On Saturday, Judge McConnell ordered the administration to use reserve funds for at least a partial payment this week and quoted back at him Trump’s social media post claiming “it will BE MY HONOR to provide the funding” once McConnell provided more clarity. Meanwhile, economics journalist Catherine Rampell reported today that the administration has told grocery stores that they cannot offer discounts to customers affected by the lapse of SNAP.

That the Republicans are feeling the pressure of voters’ anger shows in the repeated statements of both Trump and House speaker Mike Johnson (R-LA) that they will produce a health plan better than the ACA just as soon as Democrats agree to the continuing resolution. On Air Force One Friday, Trump told reporters that it’s “largely Democrats” who use SNAP, and today Agriculture Secretary Brooke Rollins, who oversees SNAP, told the Fox News Channel that Democrats support SNAP because they want to give handouts to undocumented immigrants. Trump “will not tolerate waste, fraud, or abuse while hardworking Americans go hungry,” she posted on social media.

Perhaps it is Trump’s Great Gatsby party of Friday night that has me thinking about the 1920s. Or perhaps it’s the Republicans’ N**i talk.

The United States had a strong N**i movement in the 1930s, strong enough that more than 20,000 people attended a N**i “Pro American” rally at Madison Square Garden in commemoration of George Washington’s birthday in 1939. But it had an even stronger Ku Klux Klan movement in the 1920s, which burned like wildfire in the early years of the century.

After the horrors of World War I, an influenza pandemic, the visible rise of organized crime to get around the prohibition of alcohol, and the ongoing racial and ethnic changes to the country, K*K members across the countryside rallied to an “Americanism” that rejected international involvement, blamed the changes in the country on immigrants and Black Americans, and promised “reform.” Numbering about five million, K*K members swung elections, usually to the Democrats in the South and to the Republicans in the North. “We know we’re the balance of power in the state,” the grand dragon of the Illinois K*K said in 1924, “We can control state elections and get what we want from state government.”

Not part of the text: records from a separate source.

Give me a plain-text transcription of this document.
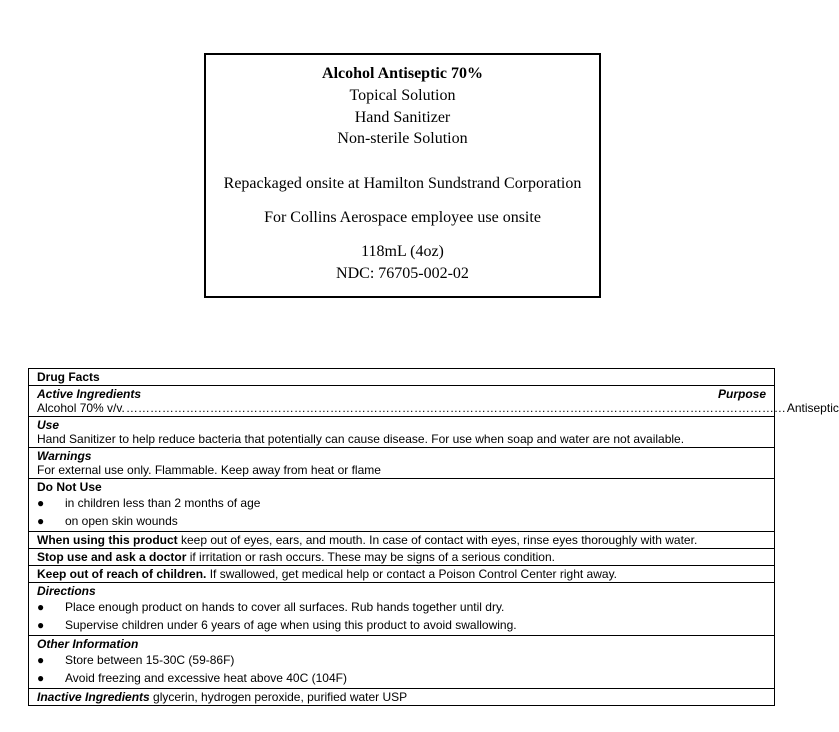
Alcohol Antiseptic 70%
Topical Solution
Hand Sanitizer
Non-sterile Solution
Repackaged onsite at Hamilton Sundstrand Corporation
For Collins Aerospace employee use onsite
118mL (4oz)
NDC: 76705-002-02
Drug Facts
Active Ingredients	Purpose
Alcohol 70% v/v. ………………………………………………………………………………………………………………………………………………… Antiseptic
Use
Hand Sanitizer to help reduce bacteria that potentially can cause disease. For use when soap and water are not available.
Warnings
For external use only. Flammable. Keep away from heat or flame
Do Not Use
●	in children less than 2 months of age
●	on open skin wounds
When using this product keep out of eyes, ears, and mouth. In case of contact with eyes, rinse eyes thoroughly with water.
Stop use and ask a doctor if irritation or rash occurs. These may be signs of a serious condition.
Keep out of reach of children. If swallowed, get medical help or contact a Poison Control Center right away.
Directions
●	Place enough product on hands to cover all surfaces. Rub hands together until dry.
●	Supervise children under 6 years of age when using this product to avoid swallowing.
Other Information
●	Store between 15-30C (59-86F)
●	Avoid freezing and excessive heat above 40C (104F)
Inactive Ingredients glycerin, hydrogen peroxide, purified water USP
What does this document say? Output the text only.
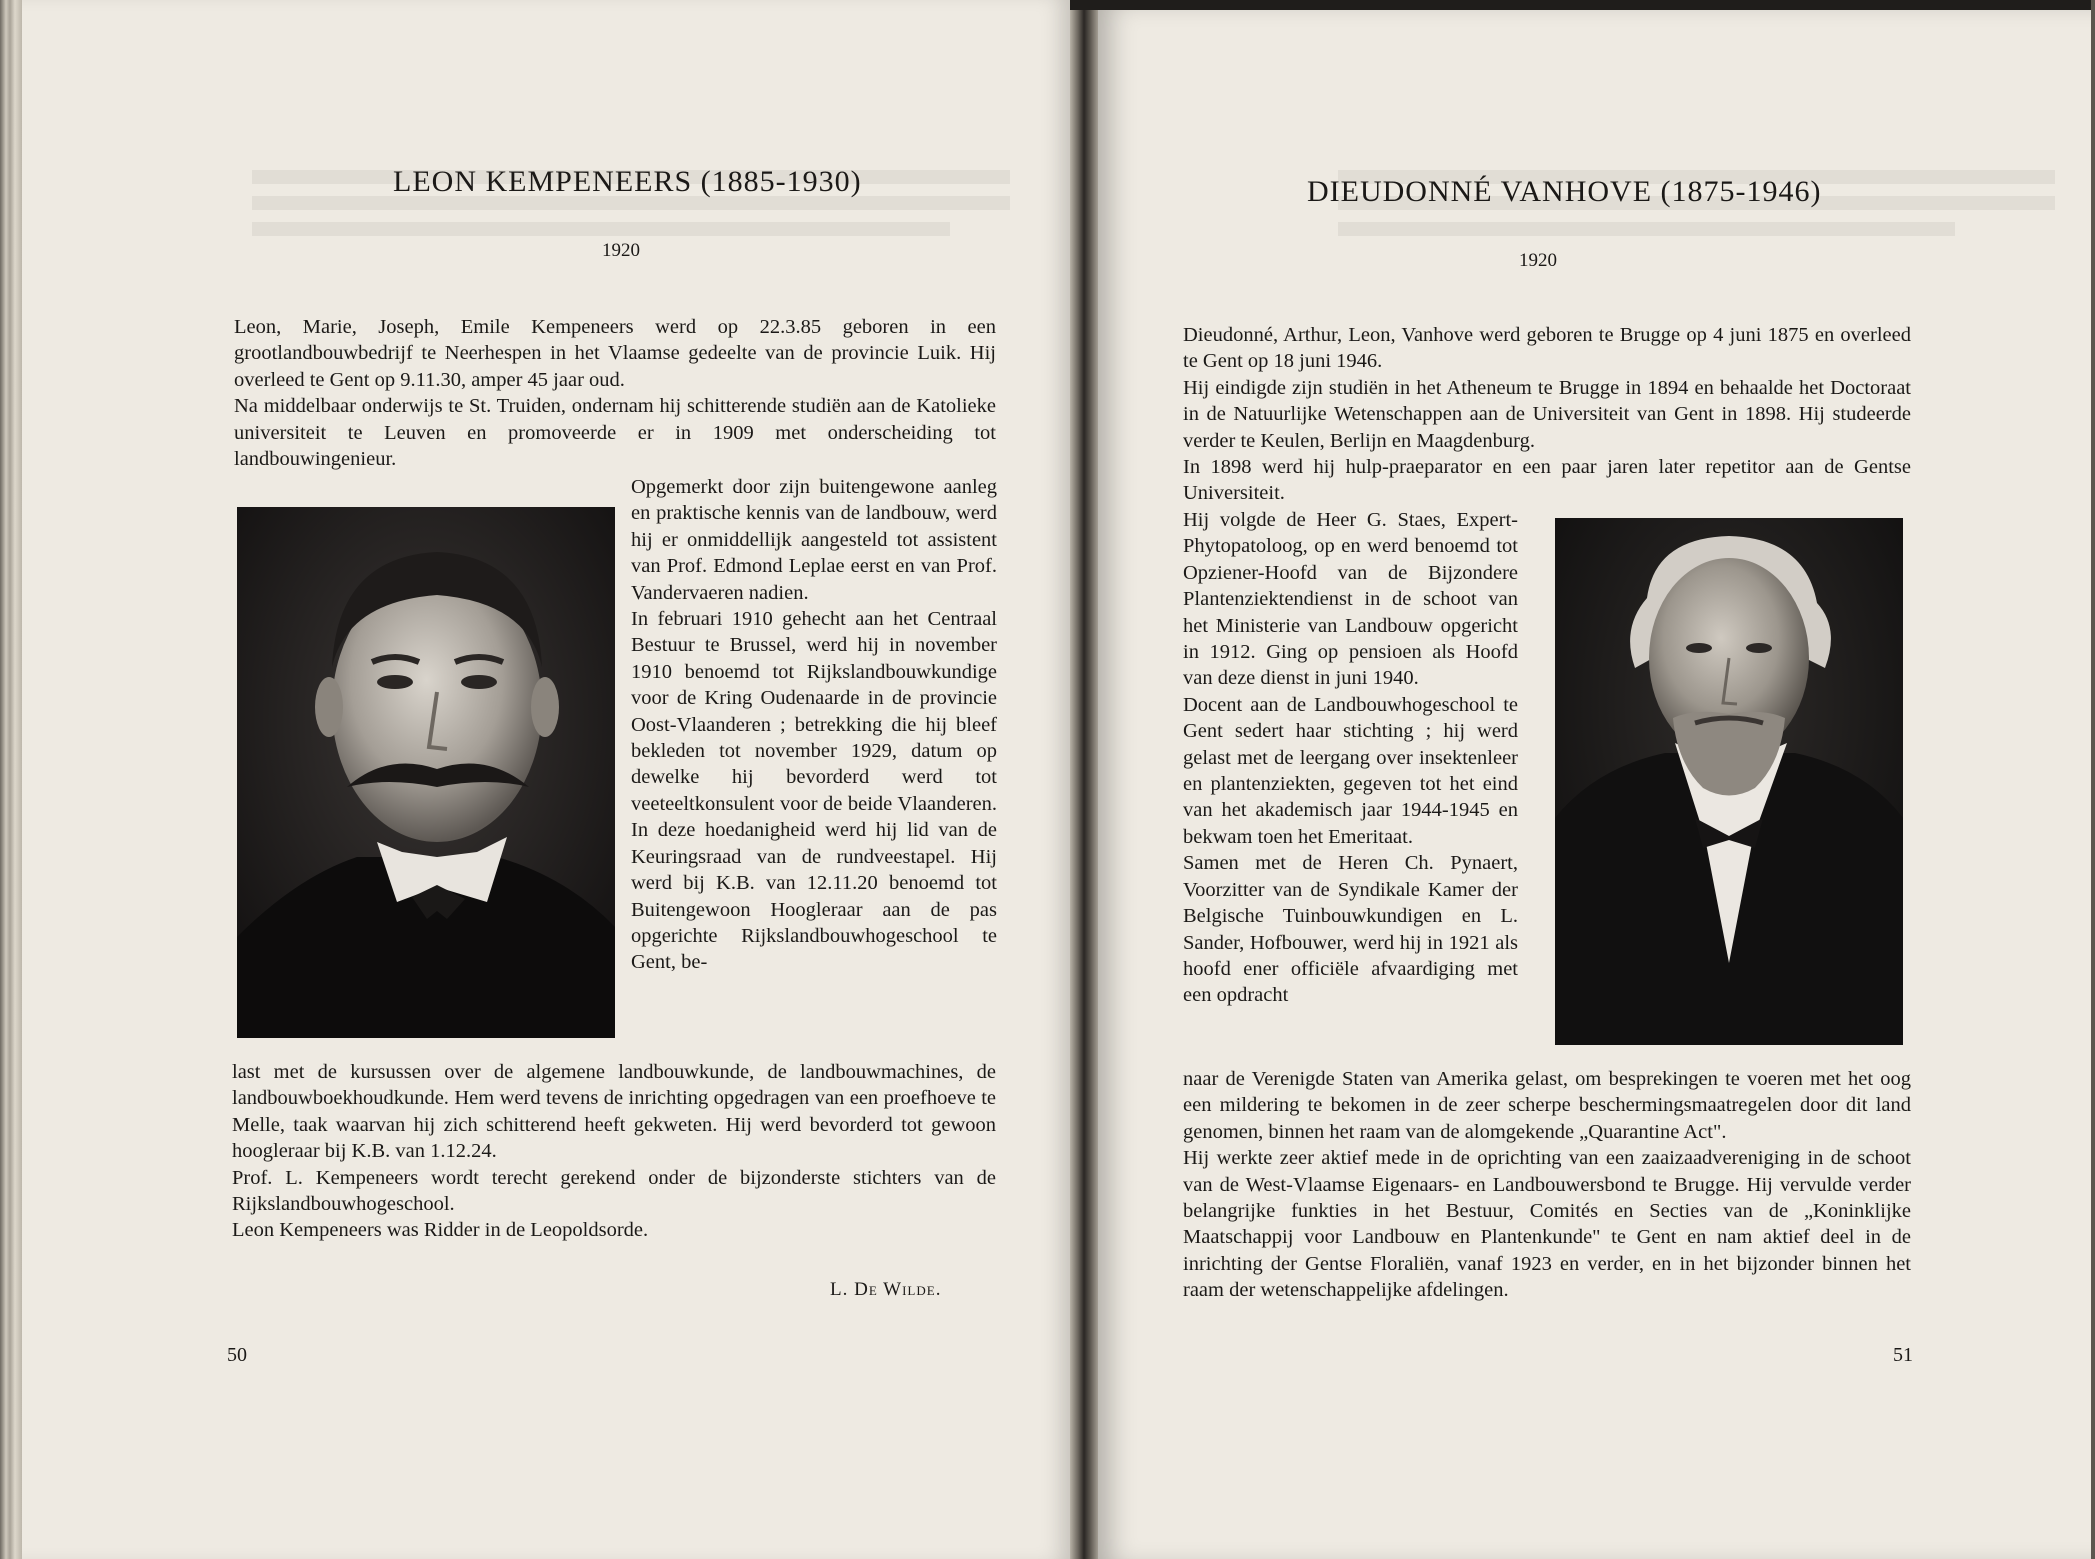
LEON KEMPENEERS (1885-1930)
1920

Leon, Marie, Joseph, Emile Kempeneers werd op 22.3.85 geboren in een grootlandbouwbedrijf te Neerhespen in het Vlaamse gedeelte van de provincie Luik. Hij overleed te Gent op 9.11.30, amper 45 jaar oud.

Na middelbaar onderwijs te St. Truiden, ondernam hij schitterende studiën aan de Katolieke universiteit te Leuven en promoveerde er in 1909 met onderscheiding tot landbouwingenieur.

Opgemerkt door zijn buitengewone aanleg en praktische kennis van de landbouw, werd hij er onmiddellijk aangesteld tot assistent van Prof. Edmond Leplae eerst en van Prof. Vandervaeren nadien.

In februari 1910 gehecht aan het Centraal Bestuur te Brussel, werd hij in november 1910 benoemd tot Rijkslandbouwkundige voor de Kring Oudenaarde in de provincie Oost-Vlaanderen ; betrekking die hij bleef bekleden tot november 1929, datum op dewelke hij bevorderd werd tot veeteeltkonsulent voor de beide Vlaanderen. In deze hoedanigheid werd hij lid van de Keuringsraad van de rundveestapel. Hij werd bij K.B. van 12.11.20 benoemd tot Buitengewoon Hoogleraar aan de pas opgerichte Rijkslandbouwhogeschool te Gent, be-

last met de kursussen over de algemene landbouwkunde, de landbouwmachines, de landbouwboekhoudkunde. Hem werd tevens de inrichting opgedragen van een proefhoeve te Melle, taak waarvan hij zich schitterend heeft gekweten. Hij werd bevorderd tot gewoon hoogleraar bij K.B. van 1.12.24.

Prof. L. Kempeneers wordt terecht gerekend onder de bijzonderste stichters van de Rijkslandbouwhogeschool.

Leon Kempeneers was Ridder in de Leopoldsorde.

L. De Wilde.
50
DIEUDONNÉ VANHOVE (1875-1946)
1920

Dieudonné, Arthur, Leon, Vanhove werd geboren te Brugge op 4 juni 1875 en overleed te Gent op 18 juni 1946.

Hij eindigde zijn studiën in het Atheneum te Brugge in 1894 en behaalde het Doctoraat in de Natuurlijke Wetenschappen aan de Universiteit van Gent in 1898. Hij studeerde verder te Keulen, Berlijn en Maagdenburg.

In 1898 werd hij hulp-praeparator en een paar jaren later repetitor aan de Gentse Universiteit.

Hij volgde de Heer G. Staes, Expert-Phytopatoloog, op en werd benoemd tot Opziener-Hoofd van de Bijzondere Plantenziektendienst in de schoot van het Ministerie van Landbouw opgericht in 1912. Ging op pensioen als Hoofd van deze dienst in juni 1940.

Docent aan de Landbouwhogeschool te Gent sedert haar stichting ; hij werd gelast met de leergang over insektenleer en plantenziekten, gegeven tot het eind van het akademisch jaar 1944-1945 en bekwam toen het Emeritaat.

Samen met de Heren Ch. Pynaert, Voorzitter van de Syndikale Kamer der Belgische Tuinbouwkundigen en L. Sander, Hofbouwer, werd hij in 1921 als hoofd ener officiële afvaardiging met een opdracht

naar de Verenigde Staten van Amerika gelast, om besprekingen te voeren met het oog een mildering te bekomen in de zeer scherpe beschermingsmaatregelen door dit land genomen, binnen het raam van de alomgekende „Quarantine Act".

Hij werkte zeer aktief mede in de oprichting van een zaaizaadvereniging in de schoot van de West-Vlaamse Eigenaars- en Landbouwersbond te Brugge. Hij vervulde verder belangrijke funkties in het Bestuur, Comités en Secties van de „Koninklijke Maatschappij voor Landbouw en Plantenkunde" te Gent en nam aktief deel in de inrichting der Gentse Floraliën, vanaf 1923 en verder, en in het bijzonder binnen het raam der wetenschappelijke afdelingen.

51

But in 1925, powerful Indiana Klan leader D.C. Stephenson was convicted of ra**ng and murdering Madge Oberholtzer. When the governor, whose election the Klan had supported, refused to pardon him, Stephenson began to name accomplices in the corrupt web of state politics, making it clear that the championing of traditional values had been a con.

Membership in the Klan plummeted, but its anti-immigrant, anti-Catholic, and anti-New York City sentiments were still strong enough in 1928 to sink Democratic candidate Al Smith. “We now face the darkest hour in American history,” Ku Klux Klan forces wrote when Smith won the Democratic nomination. They called him the “Antichrist” and burned crosses in the fields of Oklahoma when he crossed the state line. Smith won only 40.8% of the vote to Republican Herbert Hoover’s 58.2%.

But then, the next year, the bottom fell out of the 1920s economy of rich and poor that F. Scott Fitzgerald skewered in The Great Gatsby. By 1930, some Americans were on their way to embracing N**ism. But others turned away. As they dealt with economic ruin, rural white Americans had left the K*K, whose membership fell to about 30,000. And in 1932, voters elected Al Smith’s campaign manager, Franklin Delano Roosevelt, in his own landslide as he focused on a new kind of economy, giving him 57.4% of the vote to Hoover’s 39.6%.